About the Exhibition
Through her installation Whitman Raised, Amy Hauft (USA) pays tribute to one of Brooklyn’s most historic residents, Walt Whitman. Cadman Plaza Park was selected as the site because of the historical significance of the neighborhood. In 1856, Whitman published his first edition of Leaves of Grass at the Andrew and James Rome Print Shop, located at what was once 98 Cranberry Street, near the park.
On fifteen signs, mounted on every other tree along the row of sycamores that lines Cadman Plaza West, Hauft has reprinted excerpts from the poem Crossing Brooklyn Ferry, Whitman’s famous ode to Brooklyn. Hauft has employed a sign system that emulates the historic neighborhood signs used by the New York Landmarks Commission. Instead of informing us about the architecture and past events, Whitman Raised compels us to reflect upon the former presence of an individual. As visitors stroll through the park, they will encounter the signs and slowly piece together the lines of the poem. The final sign contains a map of Cadman Plaza Park and Brooklyn Heights, marking the site where Whitman first published Leaves of Grass.

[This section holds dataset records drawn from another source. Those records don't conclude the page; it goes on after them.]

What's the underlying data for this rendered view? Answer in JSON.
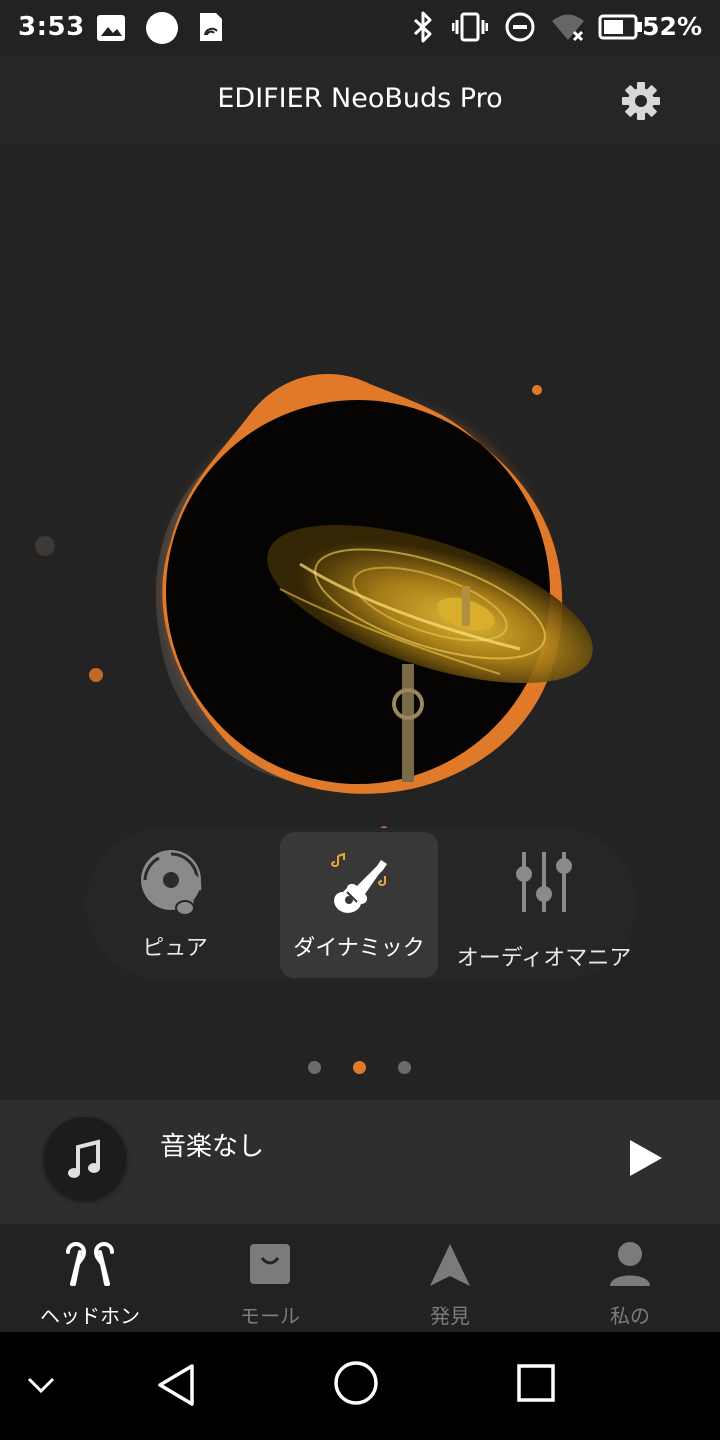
{
  "status_bar": {
    "time": "3:53",
    "battery_percent": "52%",
    "icons": [
      "image-icon",
      "circle-notification-icon",
      "sim-card-icon",
      "bluetooth-icon",
      "vibrate-icon",
      "do-not-disturb-icon",
      "wifi-off-icon",
      "battery-icon"
    ]
  },
  "header": {
    "title": "EDIFIER NeoBuds Pro",
    "settings_icon": "gear-icon"
  },
  "hero": {
    "accent_color": "#e07a2a",
    "image": "cymbal-image"
  },
  "modes": [
    {
      "label": "ピュア",
      "icon": "vinyl-note-icon",
      "active": false
    },
    {
      "label": "ダイナミック",
      "icon": "guitar-icon",
      "active": true
    },
    {
      "label": "オーディオマニア",
      "icon": "equalizer-icon",
      "active": false
    }
  ],
  "pager": {
    "count": 3,
    "active_index": 1
  },
  "player": {
    "track_title": "音楽なし",
    "icons": [
      "music-note-icon",
      "play-icon"
    ]
  },
  "bottom_nav": [
    {
      "label": "ヘッドホン",
      "icon": "earbuds-icon",
      "active": true
    },
    {
      "label": "モール",
      "icon": "shopping-bag-icon",
      "active": false
    },
    {
      "label": "発見",
      "icon": "discover-arrow-icon",
      "active": false
    },
    {
      "label": "私の",
      "icon": "person-icon",
      "active": false
    }
  ],
  "system_nav": [
    "chevron-down-icon",
    "back-icon",
    "home-icon",
    "recents-icon"
  ]
}
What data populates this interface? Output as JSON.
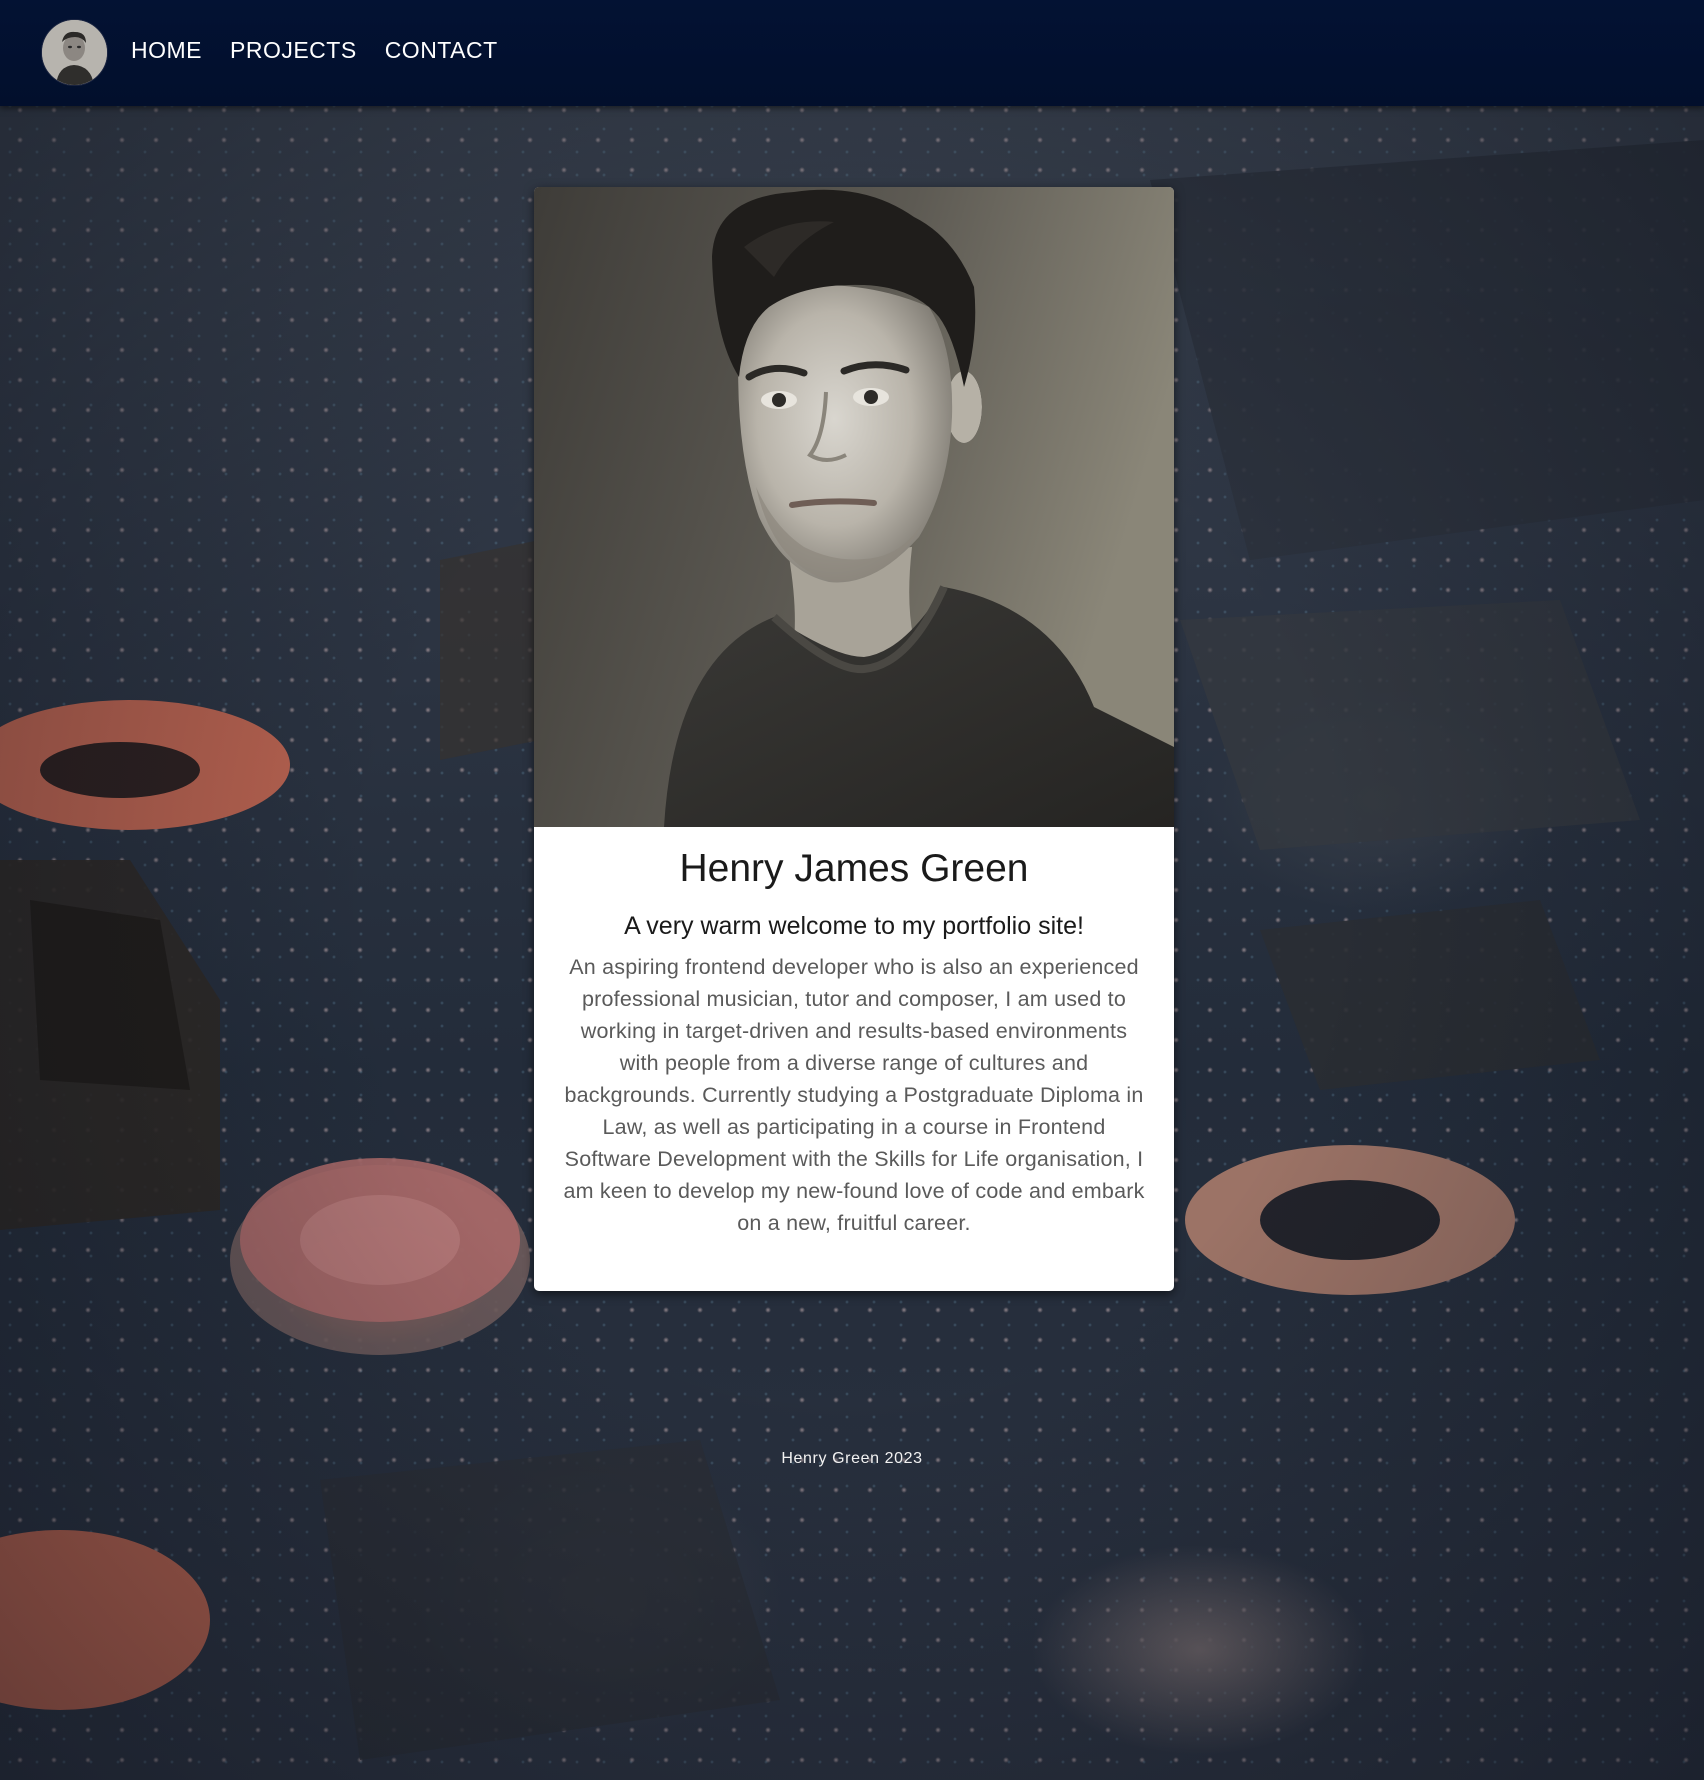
{
  "nav": {
    "avatar_alt": "Henry James Green profile photo",
    "links": [
      {
        "label": "HOME"
      },
      {
        "label": "PROJECTS"
      },
      {
        "label": "CONTACT"
      }
    ]
  },
  "card": {
    "name": "Henry James Green",
    "welcome": "A very warm welcome to my portfolio site!",
    "bio": "An aspiring frontend developer who is also an experienced professional musician, tutor and composer, I am used to working in target-driven and results-based environments with people from a diverse range of cultures and backgrounds. Currently studying a Postgraduate Diploma in Law, as well as participating in a course in Frontend Software Development with the Skills for Life organisation, I am keen to develop my new-found love of code and embark on a new, fruitful career."
  },
  "footer": {
    "text": "Henry Green 2023"
  },
  "colors": {
    "navbar": "#031233",
    "card_background": "#ffffff",
    "heading_text": "#1a1a1a",
    "body_text": "#5a5a5a",
    "nav_text": "#ffffff"
  },
  "icons": {
    "background": "circuit-board-photo",
    "portrait": "portrait-photo"
  }
}
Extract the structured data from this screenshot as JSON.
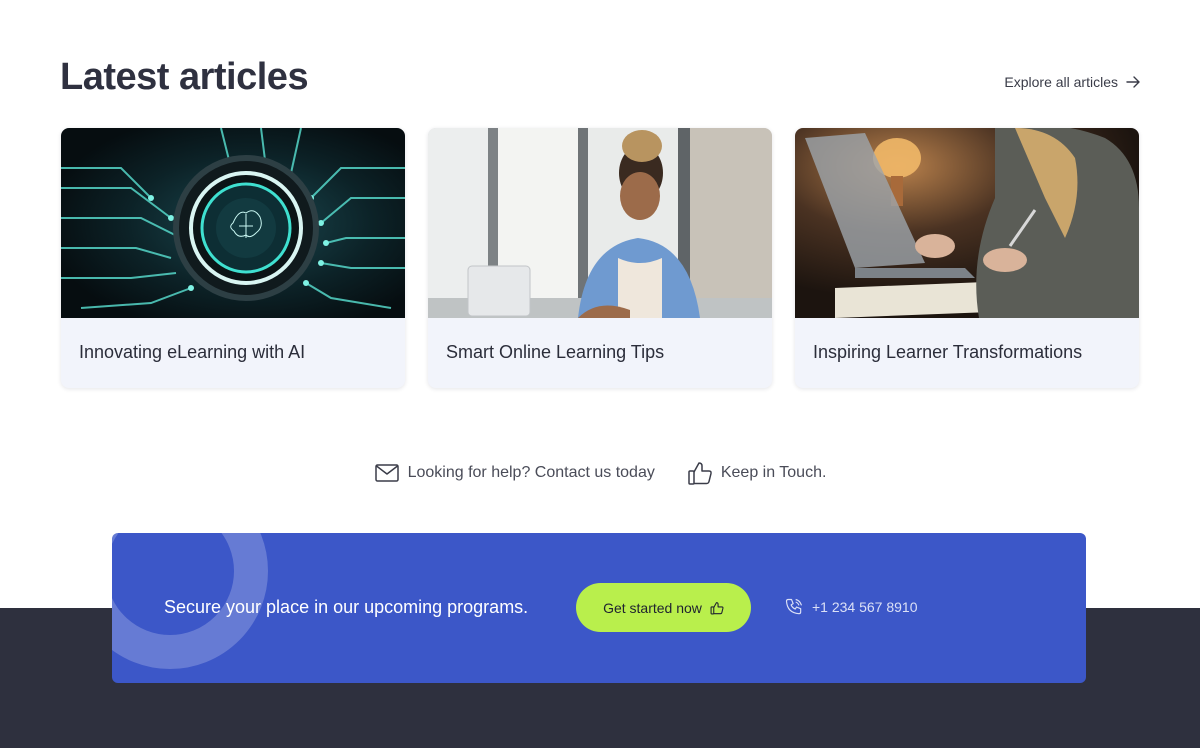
{
  "section": {
    "title": "Latest articles",
    "explore_label": "Explore all articles"
  },
  "articles": [
    {
      "title": "Innovating eLearning with AI",
      "image": "ai-circuit-brain-image"
    },
    {
      "title": "Smart Online Learning Tips",
      "image": "student-laptop-image"
    },
    {
      "title": "Inspiring Learner Transformations",
      "image": "person-writing-notebook-image"
    }
  ],
  "help": {
    "contact_label": "Looking for help? Contact us today",
    "contact_icon": "mail-icon",
    "touch_label": "Keep in Touch.",
    "touch_icon": "thumbs-up-icon"
  },
  "cta": {
    "text": "Secure your place in our upcoming programs.",
    "button_label": "Get started now",
    "phone": "+1 234 567 8910"
  },
  "colors": {
    "cta_background": "#3c57c8",
    "button": "#b9ef4c",
    "footer": "#2e303e",
    "card_body": "#f2f4fb"
  }
}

James Clark, Executive Director of the Public Art Fund, says, “Hauft’s piece suggests to us how the poem may have come into being. Perhaps as Whitman walked the same streets and viewed the same river and sky, the poem was formed line by line, phrase by phrase, in response to what he saw and experienced in Brooklyn.” Hauft states that “there is something intimate about breathing the same air in the same place as such a person. Whitman stands for the gorgeous sensate American. Whitman was a Brooklynite. There is something enormously promising about that fact.”